Boniface Mwangi [Photo: Courtesy]

On January 23, 2006, a five-storey building collapsed in Nyamakima, downtown Nairobi killing 14 people. More than 280 construction workers were working inside the building.

Kenya did not have the machinery to rescue trapped survivors. A 140-member Israeli rescue team flew into the country overnight to assist with the rescue effort.

US Marines, Kenya Navy engineers and the British also joined in the rescue mission. It was big news across the world and international media camped at the site for days. 

The government took swift action; several Nairobi City Council officials, the contractor and the owner of the building were charged with 14 counts of manslaughter. They were never convicted.  

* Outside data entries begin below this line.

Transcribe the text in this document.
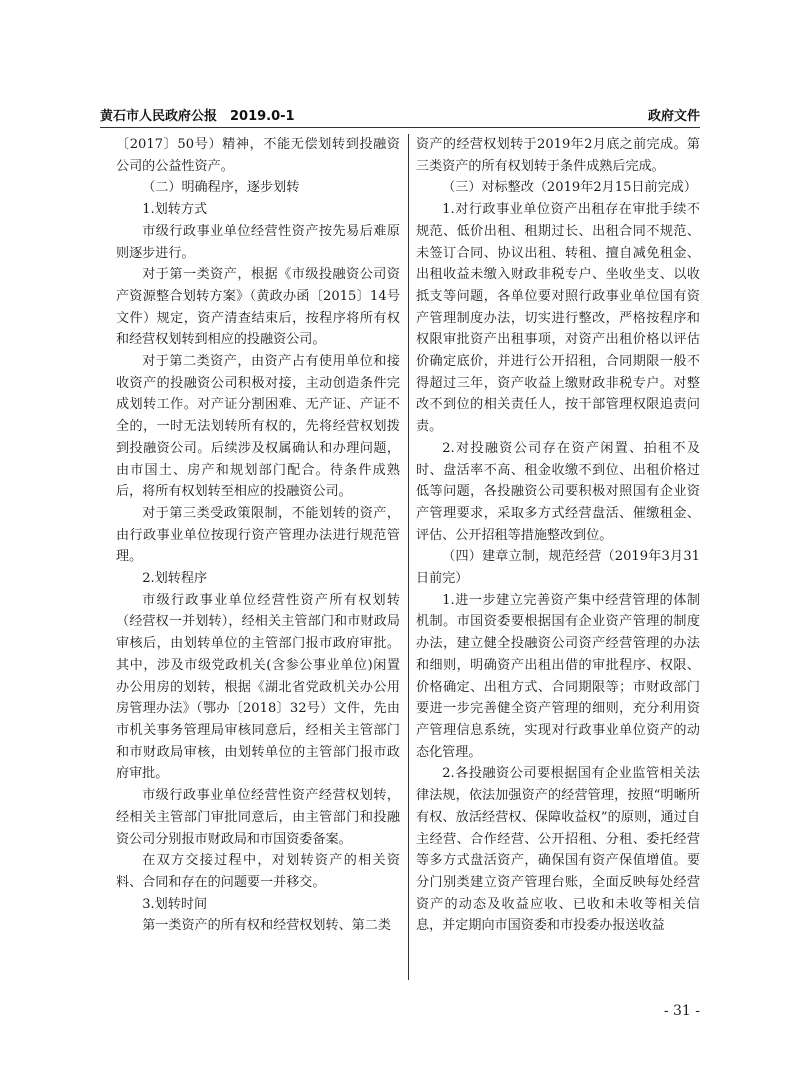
黄石市人民政府公报　2019.0-1	政府文件

〔2017〕50号）精神，不能无偿划转到投融资公司的公益性资产。

（二）明确程序，逐步划转

1.划转方式

市级行政事业单位经营性资产按先易后难原则逐步进行。

对于第一类资产，根据《市级投融资公司资产资源整合划转方案》（黄政办函〔2015〕14号文件）规定，资产清查结束后，按程序将所有权和经营权划转到相应的投融资公司。

对于第二类资产，由资产占有使用单位和接收资产的投融资公司积极对接，主动创造条件完成划转工作。对产证分割困难、无产证、产证不全的，一时无法划转所有权的，先将经营权划拨到投融资公司。后续涉及权属确认和办理问题，由市国土、房产和规划部门配合。待条件成熟后，将所有权划转至相应的投融资公司。

对于第三类受政策限制，不能划转的资产，由行政事业单位按现行资产管理办法进行规范管理。

2.划转程序

市级行政事业单位经营性资产所有权划转（经营权一并划转），经相关主管部门和市财政局审核后，由划转单位的主管部门报市政府审批。其中，涉及市级党政机关(含参公事业单位)闲置办公用房的划转，根据《湖北省党政机关办公用房管理办法》（鄂办〔2018〕32号）文件，先由市机关事务管理局审核同意后，经相关主管部门和市财政局审核，由划转单位的主管部门报市政府审批。

市级行政事业单位经营性资产经营权划转，经相关主管部门审批同意后，由主管部门和投融资公司分别报市财政局和市国资委备案。

在双方交接过程中，对划转资产的相关资料、合同和存在的问题要一并移交。

3.划转时间

第一类资产的所有权和经营权划转、第二类

资产的经营权划转于2019年2月底之前完成。第三类资产的所有权划转于条件成熟后完成。

（三）对标整改（2019年2月15日前完成）

1.对行政事业单位资产出租存在审批手续不规范、低价出租、租期过长、出租合同不规范、未签订合同、协议出租、转租、擅自减免租金、出租收益未缴入财政非税专户、坐收坐支、以收抵支等问题，各单位要对照行政事业单位国有资产管理制度办法，切实进行整改，严格按程序和权限审批资产出租事项，对资产出租价格以评估价确定底价，并进行公开招租，合同期限一般不得超过三年，资产收益上缴财政非税专户。对整改不到位的相关责任人，按干部管理权限追责问责。

2.对投融资公司存在资产闲置、拍租不及时、盘活率不高、租金收缴不到位、出租价格过低等问题，各投融资公司要积极对照国有企业资产管理要求，采取多方式经营盘活、催缴租金、评估、公开招租等措施整改到位。

（四）建章立制，规范经营（2019年3月31日前完）

1.进一步建立完善资产集中经营管理的体制机制。市国资委要根据国有企业资产管理的制度办法，建立健全投融资公司资产经营管理的办法和细则，明确资产出租出借的审批程序、权限、价格确定、出租方式、合同期限等；市财政部门要进一步完善健全资产管理的细则，充分利用资产管理信息系统，实现对行政事业单位资产的动态化管理。

2.各投融资公司要根据国有企业监管相关法律法规，依法加强资产的经营管理，按照“明晰所有权、放活经营权、保障收益权”的原则，通过自主经营、合作经营、公开招租、分租、委托经营等多方式盘活资产，确保国有资产保值增值。要分门别类建立资产管理台账，全面反映每处经营资产的动态及收益应收、已收和未收等相关信息，并定期向市国资委和市投委办报送收益

- 31 -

Since then, there have been frequent instances of buildings collapsing, due to poor engineering and construction, but the world no longer responds to help rescue survivors. People dying in collapsed buildings are now the norm in Kenya, in much the same way that ten people die in road accidents every day.

Shoddy buildings are approved by corrupt government officials who know that even if the building collapses there will be no consequences. Today, 3,000 unstable buildings are earmarked for demolitions in Nairobi.

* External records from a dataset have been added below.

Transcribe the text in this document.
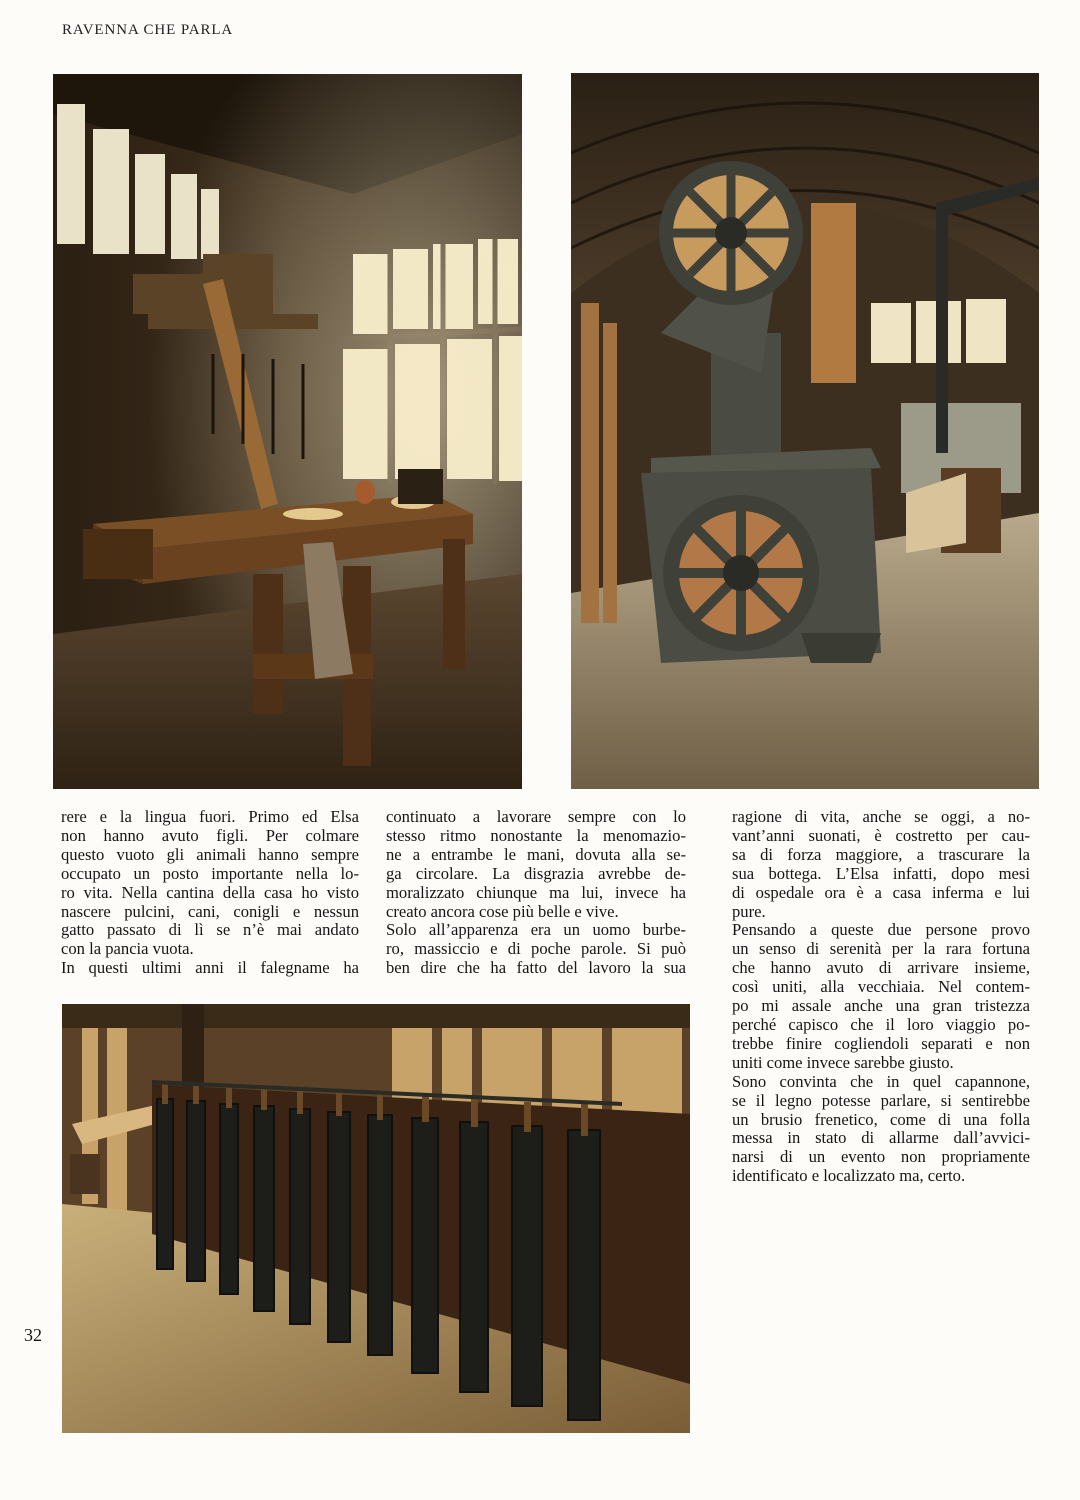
RAVENNA CHE PARLA
rere e la lingua fuori. Primo ed Elsa
non hanno avuto figli. Per colmare
questo vuoto gli animali hanno sempre
occupato un posto importante nella lo-
ro vita. Nella cantina della casa ho visto
nascere pulcini, cani, conigli e nessun
gatto passato di lì se n’è mai andato
con la pancia vuota.
In questi ultimi anni il falegname ha
continuato a lavorare sempre con lo
stesso ritmo nonostante la menomazio-
ne a entrambe le mani, dovuta alla se-
ga circolare. La disgrazia avrebbe de-
moralizzato chiunque ma lui, invece ha
creato ancora cose più belle e vive.
Solo all’apparenza era un uomo burbe-
ro, massiccio e di poche parole. Si può
ben dire che ha fatto del lavoro la sua
ragione di vita, anche se oggi, a no-
vant’anni suonati, è costretto per cau-
sa di forza maggiore, a trascurare la
sua bottega. L’Elsa infatti, dopo mesi
di ospedale ora è a casa inferma e lui
pure.
Pensando a queste due persone provo
un senso di serenità per la rara fortuna
che hanno avuto di arrivare insieme,
così uniti, alla vecchiaia. Nel contem-
po mi assale anche una gran tristezza
perché capisco che il loro viaggio po-
trebbe finire cogliendoli separati e non
uniti come invece sarebbe giusto.
Sono convinta che in quel capannone,
se il legno potesse parlare, si sentirebbe
un brusio frenetico, come di una folla
messa in stato di allarme dall’avvici-
narsi di un evento non propriamente
identificato e localizzato ma, certo.
32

 Someone approved the building plans, someone supervised the construction but no one in that chain of responsibility has been held accountable.

If you have been to Kayole, Komarock, Donholm, Ngumba, Zimmerman, Githurai — the areas where the so-called middle class live — you’ll find that they’re just glorified slums. The houses are so badly built that your lights have to be on day and night. Even when it’s hot outside, the houses are as cold as morgues.

 

Boniface Mwangi in action [Photo: Courtesy]

The only trees that you will come across in those areas are dead, being sold as charcoal. Insecurity is rife - and killer cops, like Hessy, are celebrated as heroes - Hessy is part of a group of poorly paid police officers. 

Hessy, the middle class and those young criminals are all victims of bad governance. The middle class will protect corrupt leaders, because he or she is from their tribe, while demanding that mugging suspects be shot dead - muggers who steal because the corrupt leader’s theft has denied them the right to secure a decent job.

As someone who has been travelling outside Kenya since my early 20s - and l have been to many places - l can say with informed confidence that Nairobi is a big slum, not a city. l have lived in the lower slums of Majengo, Huruma and the upper slums of Hurlingham and Kilimani.

In both places, water supply isn’t guaranteed, sewers overflow, garbage collection is a private enterprise and security is provided by private security guards. The only time you hear a police car siren is when it’s escorting a big shot, not when responding to a citizen’s emergency.

The lower and upper slums have one thing in common; they have no pedestrian walks and, on the only space you can walk on, you have to compete with boda boda and dodge gaping manholes. A city where you cannot walk and cycle safely, on clearly designated paths, is just a slum.

I have a friend who is about 70 per cent blind and she has fallen in a ditch, been rammed by a matatu and a boda-boda. She values her independence and tries to live as normal a life as she can, but it’s hard for her.

Her job doesn’t pay well but because safety comes first, she has to use taxis - but while she was in London she lived normally, walked on the streets and used public transport.

Our city is hard enough to navigate for able-bodied people, but it’s a nightmare for those who have some physical disability, as well as for children who walk themselves to school. In this slum called Nairobi, its survival for the fittest, everyone for themselves and God for us all.

But Nairobi slum dwellers deserve zero pity because they’re the ones who vote for drug dealers and con men and women to represent them.